Os hambúrgueres chegaram, mas nem Mark ou Ritchie tinham fome. Nem sequer tinham provado as panquecas ou bebido um pouco do batido. Mark pediu a conta e pagou logo. As batatas fritas cheiravam muito bem. Ele borrifou-as de ketchup, agarrou numa que usou para espalhar o molho, pensou em trincá-la e prová-la, sabendo de antemão que estaria deliciosa, mas devolveu-a ao monte, frustrado por se sentir tão mal quanto o rapaz cantor.

- E o que foi que aconteceu comigo?

Mark inclinou a cabeça para a esquerda.

- O que queres dizer?

- O acidente aconteceu, não aconteceu? No dia três de fevereiro de 1959 a avioneta onde viajavam eu, o Buddy e o Richardson despenhou-se...

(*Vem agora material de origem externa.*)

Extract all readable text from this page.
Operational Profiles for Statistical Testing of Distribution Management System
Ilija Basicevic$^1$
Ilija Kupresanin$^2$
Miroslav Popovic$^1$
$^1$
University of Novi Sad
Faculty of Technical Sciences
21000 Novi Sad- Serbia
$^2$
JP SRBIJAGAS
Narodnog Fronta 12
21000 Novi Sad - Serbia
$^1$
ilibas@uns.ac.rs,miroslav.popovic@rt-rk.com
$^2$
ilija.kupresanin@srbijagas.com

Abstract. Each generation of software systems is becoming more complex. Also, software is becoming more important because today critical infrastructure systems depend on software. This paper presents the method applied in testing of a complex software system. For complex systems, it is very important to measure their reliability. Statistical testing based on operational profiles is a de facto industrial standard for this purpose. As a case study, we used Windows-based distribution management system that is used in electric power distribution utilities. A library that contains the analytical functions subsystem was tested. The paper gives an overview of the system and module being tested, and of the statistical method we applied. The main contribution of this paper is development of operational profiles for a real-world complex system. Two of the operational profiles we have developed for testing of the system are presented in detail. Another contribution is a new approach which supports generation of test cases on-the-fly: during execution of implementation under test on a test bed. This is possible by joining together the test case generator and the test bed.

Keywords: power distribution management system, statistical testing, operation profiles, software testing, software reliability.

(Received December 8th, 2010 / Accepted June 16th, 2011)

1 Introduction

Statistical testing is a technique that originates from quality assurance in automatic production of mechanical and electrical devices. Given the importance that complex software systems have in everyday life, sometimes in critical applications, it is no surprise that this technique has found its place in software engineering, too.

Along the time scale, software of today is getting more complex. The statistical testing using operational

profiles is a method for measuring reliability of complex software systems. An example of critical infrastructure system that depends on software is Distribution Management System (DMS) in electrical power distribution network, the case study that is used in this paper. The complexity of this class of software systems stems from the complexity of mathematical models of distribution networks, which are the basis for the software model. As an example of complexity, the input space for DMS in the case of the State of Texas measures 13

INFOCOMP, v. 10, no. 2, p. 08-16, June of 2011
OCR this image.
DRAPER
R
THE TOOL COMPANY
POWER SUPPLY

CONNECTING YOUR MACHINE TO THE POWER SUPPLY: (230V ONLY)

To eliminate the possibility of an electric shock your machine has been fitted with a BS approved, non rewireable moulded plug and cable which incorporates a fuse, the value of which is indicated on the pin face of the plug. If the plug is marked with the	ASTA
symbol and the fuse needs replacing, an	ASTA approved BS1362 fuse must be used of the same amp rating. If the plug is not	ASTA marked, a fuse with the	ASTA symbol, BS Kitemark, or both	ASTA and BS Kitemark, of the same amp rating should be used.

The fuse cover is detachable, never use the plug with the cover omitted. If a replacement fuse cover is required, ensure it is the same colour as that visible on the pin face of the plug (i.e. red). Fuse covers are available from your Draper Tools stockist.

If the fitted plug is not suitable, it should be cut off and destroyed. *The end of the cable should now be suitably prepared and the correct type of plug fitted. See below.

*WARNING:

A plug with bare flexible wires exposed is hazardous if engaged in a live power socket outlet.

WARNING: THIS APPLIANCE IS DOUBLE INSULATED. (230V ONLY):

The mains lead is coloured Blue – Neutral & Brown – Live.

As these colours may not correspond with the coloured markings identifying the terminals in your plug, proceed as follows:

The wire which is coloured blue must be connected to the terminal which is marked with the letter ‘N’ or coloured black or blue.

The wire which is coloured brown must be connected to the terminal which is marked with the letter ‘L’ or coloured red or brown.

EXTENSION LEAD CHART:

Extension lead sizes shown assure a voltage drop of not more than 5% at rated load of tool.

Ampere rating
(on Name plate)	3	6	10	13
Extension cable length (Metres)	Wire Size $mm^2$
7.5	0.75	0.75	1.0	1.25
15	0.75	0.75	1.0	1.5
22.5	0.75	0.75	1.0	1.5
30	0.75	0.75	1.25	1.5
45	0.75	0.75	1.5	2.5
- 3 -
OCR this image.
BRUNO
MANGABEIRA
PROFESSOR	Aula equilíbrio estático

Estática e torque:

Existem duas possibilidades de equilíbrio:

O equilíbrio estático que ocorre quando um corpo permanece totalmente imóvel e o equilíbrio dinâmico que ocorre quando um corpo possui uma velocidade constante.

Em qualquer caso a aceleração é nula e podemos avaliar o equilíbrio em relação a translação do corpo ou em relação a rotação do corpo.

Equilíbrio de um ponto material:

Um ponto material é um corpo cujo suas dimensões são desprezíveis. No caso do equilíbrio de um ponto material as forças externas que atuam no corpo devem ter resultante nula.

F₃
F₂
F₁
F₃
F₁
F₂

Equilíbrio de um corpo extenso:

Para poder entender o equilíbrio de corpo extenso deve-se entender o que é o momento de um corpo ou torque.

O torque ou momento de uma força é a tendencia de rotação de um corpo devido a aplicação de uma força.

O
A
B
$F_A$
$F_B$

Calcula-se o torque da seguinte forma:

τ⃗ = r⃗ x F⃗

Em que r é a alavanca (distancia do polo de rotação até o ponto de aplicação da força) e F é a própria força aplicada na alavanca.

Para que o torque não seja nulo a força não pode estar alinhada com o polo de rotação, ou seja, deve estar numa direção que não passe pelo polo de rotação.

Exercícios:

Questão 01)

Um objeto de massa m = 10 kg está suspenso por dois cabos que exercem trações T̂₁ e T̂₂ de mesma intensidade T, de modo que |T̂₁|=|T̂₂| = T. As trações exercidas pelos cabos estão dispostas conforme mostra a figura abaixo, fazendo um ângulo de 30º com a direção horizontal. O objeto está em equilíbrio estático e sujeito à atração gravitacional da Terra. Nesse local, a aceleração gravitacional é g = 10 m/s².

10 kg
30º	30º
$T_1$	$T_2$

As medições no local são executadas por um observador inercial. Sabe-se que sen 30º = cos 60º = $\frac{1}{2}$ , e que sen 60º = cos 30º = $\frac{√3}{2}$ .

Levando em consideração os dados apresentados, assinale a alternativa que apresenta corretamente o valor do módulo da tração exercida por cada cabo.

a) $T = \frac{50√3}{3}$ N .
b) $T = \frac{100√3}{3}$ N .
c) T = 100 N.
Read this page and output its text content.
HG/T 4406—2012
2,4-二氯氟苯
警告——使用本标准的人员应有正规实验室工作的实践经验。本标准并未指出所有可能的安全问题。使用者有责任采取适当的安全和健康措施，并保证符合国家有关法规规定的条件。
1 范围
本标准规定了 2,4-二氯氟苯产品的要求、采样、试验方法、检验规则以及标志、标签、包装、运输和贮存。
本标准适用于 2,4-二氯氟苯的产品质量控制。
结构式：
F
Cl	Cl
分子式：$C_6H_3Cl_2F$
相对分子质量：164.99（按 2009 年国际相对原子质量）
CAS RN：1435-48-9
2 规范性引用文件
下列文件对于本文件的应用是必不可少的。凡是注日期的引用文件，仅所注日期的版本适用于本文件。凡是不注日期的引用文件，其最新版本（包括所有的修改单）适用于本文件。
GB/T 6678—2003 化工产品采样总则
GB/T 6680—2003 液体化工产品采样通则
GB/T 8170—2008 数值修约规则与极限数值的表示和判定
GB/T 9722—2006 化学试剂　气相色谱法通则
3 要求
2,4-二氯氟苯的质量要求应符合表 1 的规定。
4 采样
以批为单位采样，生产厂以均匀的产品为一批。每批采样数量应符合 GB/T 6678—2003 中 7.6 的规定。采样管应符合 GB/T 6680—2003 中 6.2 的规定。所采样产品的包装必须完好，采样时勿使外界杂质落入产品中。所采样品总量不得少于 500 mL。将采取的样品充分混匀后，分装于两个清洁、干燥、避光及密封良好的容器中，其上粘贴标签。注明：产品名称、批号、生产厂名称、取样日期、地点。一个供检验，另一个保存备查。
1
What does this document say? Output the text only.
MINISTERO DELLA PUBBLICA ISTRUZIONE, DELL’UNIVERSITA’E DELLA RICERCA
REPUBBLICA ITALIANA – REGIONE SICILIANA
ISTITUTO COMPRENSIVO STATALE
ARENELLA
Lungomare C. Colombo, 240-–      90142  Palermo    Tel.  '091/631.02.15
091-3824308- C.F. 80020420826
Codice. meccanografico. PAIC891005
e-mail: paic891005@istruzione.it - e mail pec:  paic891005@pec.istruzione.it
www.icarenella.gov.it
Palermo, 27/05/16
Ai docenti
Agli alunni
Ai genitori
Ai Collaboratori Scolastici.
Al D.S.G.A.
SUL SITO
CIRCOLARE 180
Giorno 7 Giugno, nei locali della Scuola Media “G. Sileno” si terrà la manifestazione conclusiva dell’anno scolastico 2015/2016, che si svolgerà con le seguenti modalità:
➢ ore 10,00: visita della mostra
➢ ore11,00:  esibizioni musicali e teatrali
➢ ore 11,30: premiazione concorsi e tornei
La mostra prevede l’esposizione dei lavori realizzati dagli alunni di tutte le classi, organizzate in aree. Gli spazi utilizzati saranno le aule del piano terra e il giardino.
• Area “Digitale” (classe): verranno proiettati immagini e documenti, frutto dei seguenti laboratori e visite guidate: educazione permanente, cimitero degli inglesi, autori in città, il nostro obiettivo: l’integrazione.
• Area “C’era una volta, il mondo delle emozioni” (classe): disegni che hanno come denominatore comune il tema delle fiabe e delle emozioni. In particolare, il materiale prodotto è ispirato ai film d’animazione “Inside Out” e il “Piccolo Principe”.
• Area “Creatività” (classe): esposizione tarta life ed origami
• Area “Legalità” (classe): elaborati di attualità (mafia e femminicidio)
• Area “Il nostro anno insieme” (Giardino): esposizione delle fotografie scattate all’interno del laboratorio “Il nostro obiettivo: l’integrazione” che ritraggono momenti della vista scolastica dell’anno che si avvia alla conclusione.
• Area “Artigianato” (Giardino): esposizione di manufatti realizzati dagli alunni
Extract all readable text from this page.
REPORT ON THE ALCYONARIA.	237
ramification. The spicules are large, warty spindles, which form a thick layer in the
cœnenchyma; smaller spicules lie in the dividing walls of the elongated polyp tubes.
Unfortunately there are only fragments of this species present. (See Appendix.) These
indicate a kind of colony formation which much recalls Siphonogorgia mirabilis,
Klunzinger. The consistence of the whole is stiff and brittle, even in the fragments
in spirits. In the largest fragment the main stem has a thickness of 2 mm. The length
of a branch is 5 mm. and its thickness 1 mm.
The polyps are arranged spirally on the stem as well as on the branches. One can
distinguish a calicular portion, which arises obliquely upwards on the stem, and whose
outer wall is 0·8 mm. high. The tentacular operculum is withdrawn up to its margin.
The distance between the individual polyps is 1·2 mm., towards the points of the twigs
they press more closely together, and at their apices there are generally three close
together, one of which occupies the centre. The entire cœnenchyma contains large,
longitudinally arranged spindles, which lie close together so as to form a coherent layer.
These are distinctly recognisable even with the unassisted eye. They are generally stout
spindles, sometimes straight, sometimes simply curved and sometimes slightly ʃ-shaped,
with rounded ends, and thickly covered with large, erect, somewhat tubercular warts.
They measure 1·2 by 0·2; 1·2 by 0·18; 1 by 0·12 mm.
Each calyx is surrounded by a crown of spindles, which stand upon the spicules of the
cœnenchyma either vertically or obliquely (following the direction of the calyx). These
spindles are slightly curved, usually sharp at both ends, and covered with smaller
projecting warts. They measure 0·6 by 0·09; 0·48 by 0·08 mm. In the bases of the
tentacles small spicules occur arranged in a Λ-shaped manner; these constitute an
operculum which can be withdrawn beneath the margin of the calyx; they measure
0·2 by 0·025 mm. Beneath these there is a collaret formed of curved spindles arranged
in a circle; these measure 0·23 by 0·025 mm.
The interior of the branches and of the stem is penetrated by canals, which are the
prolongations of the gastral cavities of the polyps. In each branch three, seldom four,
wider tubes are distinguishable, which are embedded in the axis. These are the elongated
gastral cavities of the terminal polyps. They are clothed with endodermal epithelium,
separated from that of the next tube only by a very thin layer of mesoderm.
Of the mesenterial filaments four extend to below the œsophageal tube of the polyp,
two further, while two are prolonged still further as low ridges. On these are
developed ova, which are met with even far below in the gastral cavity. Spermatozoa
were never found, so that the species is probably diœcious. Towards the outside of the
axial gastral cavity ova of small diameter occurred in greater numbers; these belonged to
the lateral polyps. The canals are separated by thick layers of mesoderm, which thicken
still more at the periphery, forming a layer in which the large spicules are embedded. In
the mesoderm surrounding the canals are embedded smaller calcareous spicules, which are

- Sim, acho que isso aconteceu. Pelo menos, no passado que existia antes de eu ter presenciado o acidente. Há uma semana era um facto irrefutável. Nesta altura em que existe a minha interferência não te posso assegurar que tenha acontecido. Até tenho medo de ir verificar.

- Explica-te, por favor.

- Salvei-te, Ritchie.

- Devia ter morrido com os outros, então...

- Fiz uma amiga, em Clear Lake. Chama-se Carol. Ela gosta muito de música dos anos 50 e dos anos 60 do século XX. Quando te reconheci, ainda na pousada da minha tia, falei com ela ao telefone e estive a fazer-lhe perguntas sobre ti. Ela contou-me a tua história... a tua breve história. Pelo menos no dia três de fevereiro de 1989 mantinha-se a versão dos acontecimentos de que, trinta anos antes, uma avioneta tinha caído em Clear Lake, no estado do Iowa, provocando a morte a três músicos famosos. Hoje, depois de te ter arrastado comigo... Agora, neste preciso momento, depois de te contar o que te estou a contar, ao teres conhecimento de que estás no futuro... não sei se as coisas continuam a ser assim. Interferir com o tempo é muito complicado.

- Então... eu morri.

Nem uma pergunta, nem uma afirmação.

Mark assentiu.

Pronto, estava feito. Tinha gerado o paradoxo. Fechou os olhos com força, não aconteceu nada. Mark abriu-os, a respirar muito depressa.

A verdade fora exposta e agora...

O que fazer agora?

Ritchie levantou-se bruscamente. Agarrou na guitarra que se encontrava pousada no banco, ao seu lado e saiu da cafetaria. Mark chamou-o, falou-lhe nas batatas fritas que eram excelentes ali, mas o rapaz não voltou para trás. E seria melhor deixá-lo com os seus pensamentos, com a sua versão dos factos conjugando com o que sentia e com o que experimentava desde o passado sábado.

Assentou os cotovelos na mesa, apertou a cabeça entre as mãos.

Mark não sabia o que fazer a seguir.